I created the index you told me, and now it works! But in this moment, I’m really confused: how could that be possible? I thought that the use of indexes could not affect the result of a query, but just the execution time as indexes are just useful as optimization.

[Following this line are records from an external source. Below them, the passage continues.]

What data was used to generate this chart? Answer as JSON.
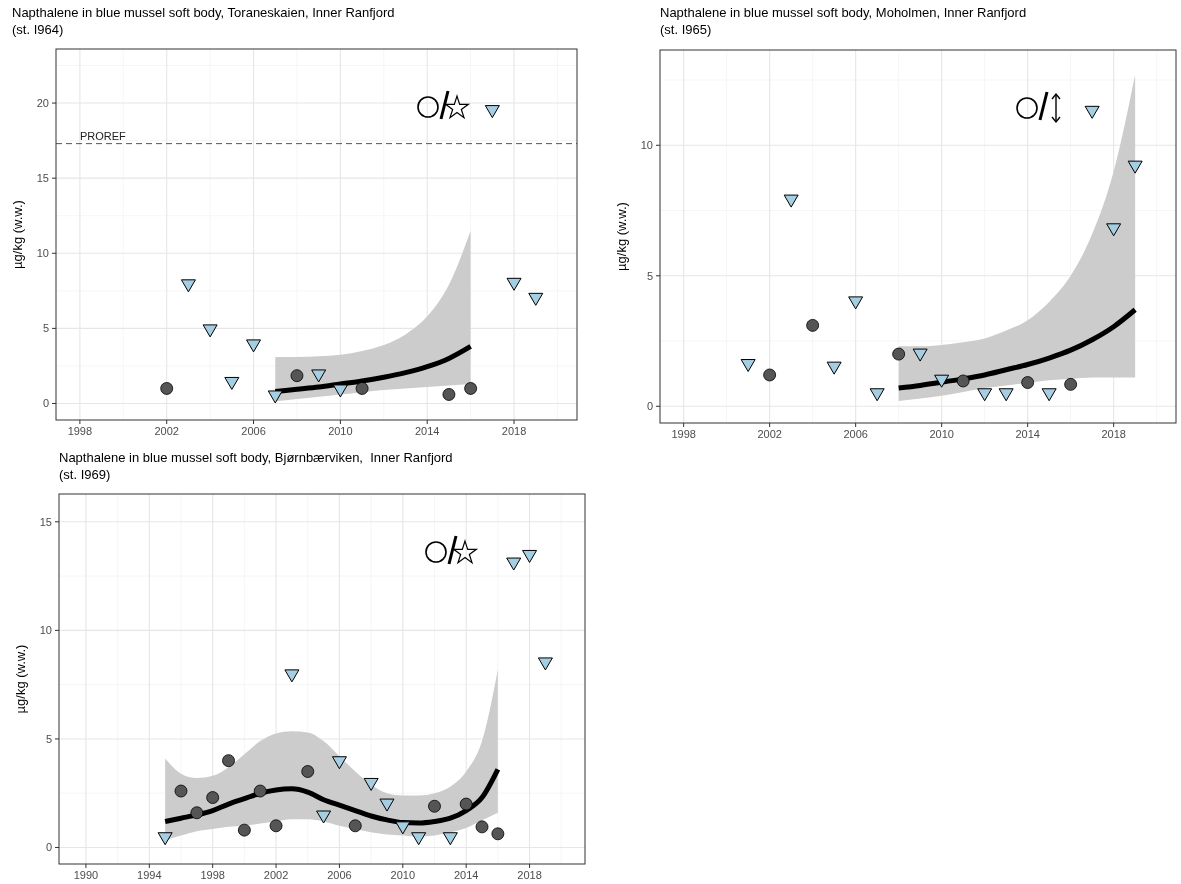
{
  "chart_data": [
    {
      "type": "scatter",
      "title": "Napthalene in blue mussel soft body, Toraneskaien, Inner Ranfjord\n(st. I964)",
      "ylabel": "µg/kg (w.w.)",
      "xlim": [
        1996.9,
        2020.9
      ],
      "xticks": [
        1998,
        2002,
        2006,
        2010,
        2014,
        2018
      ],
      "ylim": [
        -1.1,
        23.6
      ],
      "yticks": [
        0,
        5,
        10,
        15,
        20
      ],
      "grid": true,
      "ref_lines": [
        {
          "axis": "y",
          "value": 17.3,
          "label": "PROREF",
          "line_style": "dashed",
          "color": "#555555"
        }
      ],
      "series": [
        {
          "type": "line",
          "color": "#000000",
          "x": [
            2007,
            2008,
            2009,
            2010,
            2011,
            2012,
            2013,
            2014,
            2015,
            2016
          ],
          "values": [
            0.8,
            0.95,
            1.1,
            1.3,
            1.5,
            1.75,
            2.05,
            2.45,
            3.0,
            3.8
          ],
          "lower": [
            0.15,
            0.3,
            0.45,
            0.6,
            0.75,
            0.9,
            1.0,
            1.1,
            1.2,
            1.3
          ],
          "upper": [
            3.1,
            3.1,
            3.15,
            3.25,
            3.5,
            3.9,
            4.6,
            5.8,
            7.9,
            11.5
          ]
        },
        {
          "color": "#555555",
          "marker": "circle",
          "x": [
            2002,
            2008,
            2011,
            2015,
            2016
          ],
          "values": [
            1.0,
            1.85,
            1.0,
            0.6,
            1.0
          ]
        },
        {
          "color": "#a6cee3",
          "marker": "triangle",
          "x": [
            2003,
            2004,
            2005,
            2006,
            2007,
            2009,
            2010,
            2017,
            2018,
            2019
          ],
          "values": [
            7.9,
            4.9,
            1.4,
            3.9,
            0.5,
            1.9,
            0.9,
            19.5,
            8.0,
            7.0
          ]
        }
      ]
    },
    {
      "type": "scatter",
      "title": "Napthalene in blue mussel soft body, Moholmen, Inner Ranfjord\n(st. I965)",
      "ylabel": "µg/kg (w.w.)",
      "xlim": [
        1996.9,
        2020.9
      ],
      "xticks": [
        1998,
        2002,
        2006,
        2010,
        2014,
        2018
      ],
      "ylim": [
        -0.64,
        13.65
      ],
      "yticks": [
        0,
        5,
        10
      ],
      "grid": true,
      "series": [
        {
          "type": "line",
          "color": "#000000",
          "x": [
            2008,
            2009,
            2010,
            2011,
            2012,
            2013,
            2014,
            2015,
            2016,
            2017,
            2018,
            2019
          ],
          "values": [
            0.7,
            0.8,
            0.92,
            1.05,
            1.2,
            1.4,
            1.6,
            1.85,
            2.15,
            2.55,
            3.05,
            3.7
          ],
          "lower": [
            0.2,
            0.3,
            0.4,
            0.55,
            0.7,
            0.8,
            0.9,
            1.0,
            1.05,
            1.1,
            1.1,
            1.1
          ],
          "upper": [
            2.3,
            2.3,
            2.35,
            2.45,
            2.6,
            2.9,
            3.3,
            4.0,
            5.0,
            6.6,
            9.0,
            12.7
          ]
        },
        {
          "color": "#555555",
          "marker": "circle",
          "x": [
            2002,
            2004,
            2008,
            2011,
            2014,
            2016
          ],
          "values": [
            1.2,
            3.1,
            2.0,
            0.97,
            0.91,
            0.84
          ]
        },
        {
          "color": "#a6cee3",
          "marker": "triangle",
          "x": [
            2001,
            2003,
            2005,
            2006,
            2007,
            2009,
            2010,
            2012,
            2013,
            2015,
            2017,
            2018,
            2019
          ],
          "values": [
            1.6,
            7.9,
            1.5,
            4.0,
            0.48,
            2.0,
            1.0,
            0.48,
            0.48,
            0.48,
            11.3,
            6.8,
            9.2
          ]
        }
      ]
    },
    {
      "type": "scatter",
      "title": "Napthalene in blue mussel soft body, Bjørnbærviken,  Inner Ranfjord\n(st. I969)",
      "ylabel": "µg/kg (w.w.)",
      "xlim": [
        1988.3,
        2021.5
      ],
      "xticks": [
        1990,
        1994,
        1998,
        2002,
        2006,
        2010,
        2014,
        2018
      ],
      "ylim": [
        -0.76,
        16.28
      ],
      "yticks": [
        0,
        5,
        10,
        15
      ],
      "grid": true,
      "series": [
        {
          "type": "line",
          "color": "#000000",
          "x": [
            1995,
            1996,
            1997,
            1998,
            1999,
            2000,
            2001,
            2002,
            2003,
            2004,
            2005,
            2006,
            2007,
            2008,
            2009,
            2010,
            2011,
            2012,
            2013,
            2014,
            2015,
            2016
          ],
          "values": [
            1.2,
            1.35,
            1.5,
            1.7,
            2.0,
            2.25,
            2.5,
            2.65,
            2.7,
            2.55,
            2.2,
            1.95,
            1.7,
            1.45,
            1.27,
            1.15,
            1.13,
            1.2,
            1.35,
            1.7,
            2.3,
            3.6
          ],
          "lower": [
            0.35,
            0.55,
            0.75,
            0.85,
            0.95,
            1.0,
            1.1,
            1.2,
            1.3,
            1.3,
            1.2,
            1.0,
            0.85,
            0.7,
            0.6,
            0.55,
            0.5,
            0.55,
            0.7,
            0.9,
            1.25,
            1.6
          ],
          "upper": [
            4.1,
            3.4,
            3.2,
            3.3,
            3.7,
            4.3,
            4.9,
            5.25,
            5.35,
            5.3,
            4.9,
            4.2,
            3.5,
            2.9,
            2.5,
            2.4,
            2.4,
            2.5,
            2.8,
            3.5,
            4.9,
            8.2
          ]
        },
        {
          "color": "#555555",
          "marker": "circle",
          "x": [
            1996,
            1997,
            1998,
            1999,
            2000,
            2001,
            2002,
            2004,
            2007,
            2012,
            2014,
            2015,
            2016
          ],
          "values": [
            2.6,
            1.6,
            2.3,
            4.0,
            0.8,
            2.6,
            1.0,
            3.5,
            1.0,
            1.9,
            2.0,
            0.95,
            0.63
          ]
        },
        {
          "color": "#a6cee3",
          "marker": "triangle",
          "x": [
            1995,
            2003,
            2005,
            2006,
            2008,
            2009,
            2010,
            2011,
            2013,
            2017,
            2018,
            2019
          ],
          "values": [
            0.45,
            7.95,
            1.45,
            3.95,
            2.95,
            2.0,
            0.95,
            0.45,
            0.45,
            13.1,
            13.45,
            8.5
          ]
        }
      ]
    }
  ]
}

By the way the EXPLAIN with your index is the following one:

[
{
“plan”: {
#operator”: “Sequence”,
“~children”: [
{
#operator”: “IndexScan”,
“covers”: [
“cover ((bucket.cityname))”,
“cover ((bucket.countryname))”,
“cover ((meta(bucket).id))”
],
“index”: “idx_cityname_countryname”,
“index_id”: “e0cc44b3419b750”,
“keyspace”: “bucket”,
“namespace”: “default”,
“spans”: [
{
“Exact”: true,
“Range”: {
“High”: [
“"Geneve"”,
“"Switzerland"”
],
“Inclusion”: 3,
“Low”: [
“"Geneve"”,
“"Switzerland"”
]
}
}
],
“using”: “gsi”
},
{
#operator”: “Parallel”,
“~child”: {
#operator”: “Sequence”,
“~children”: [
{
#operator”: “Filter”,
“condition”: “((cover ((bucket.cityname)) = "Geneve") and (cover ((bucket.countryname)) = "Switzerland"))”
},
{
#operator”: “InitialProject”,
“result_terms”: [
{
“expr”: “cover ((bucket.cityname))”
},
{
“expr”: “cover ((bucket.countryname))”
}
]
},
{
#operator”: “FinalProject”
}
]
}
}
]
},
“text”: “SELECT cityname, countryname\r\nFROM bucket\r\nWHERE cityname = ‘Geneve’ AND countryname = ‘Switzerland’”
}
]

The above index has ARRAY index key. Indexer has limit on index key size for each entry and total index key size for each document (cc @deepkaran.salooja) . If it exceed that limit it will skip indexing document and log the entry in indexer.log. If it is skipped indexing query will not find the entry. If the number of elements in array has lot it might exceeded and skipped.

1 Like

Oh right, I hadn’t considered the size of the index!
Thank you, you’ve been very helpful.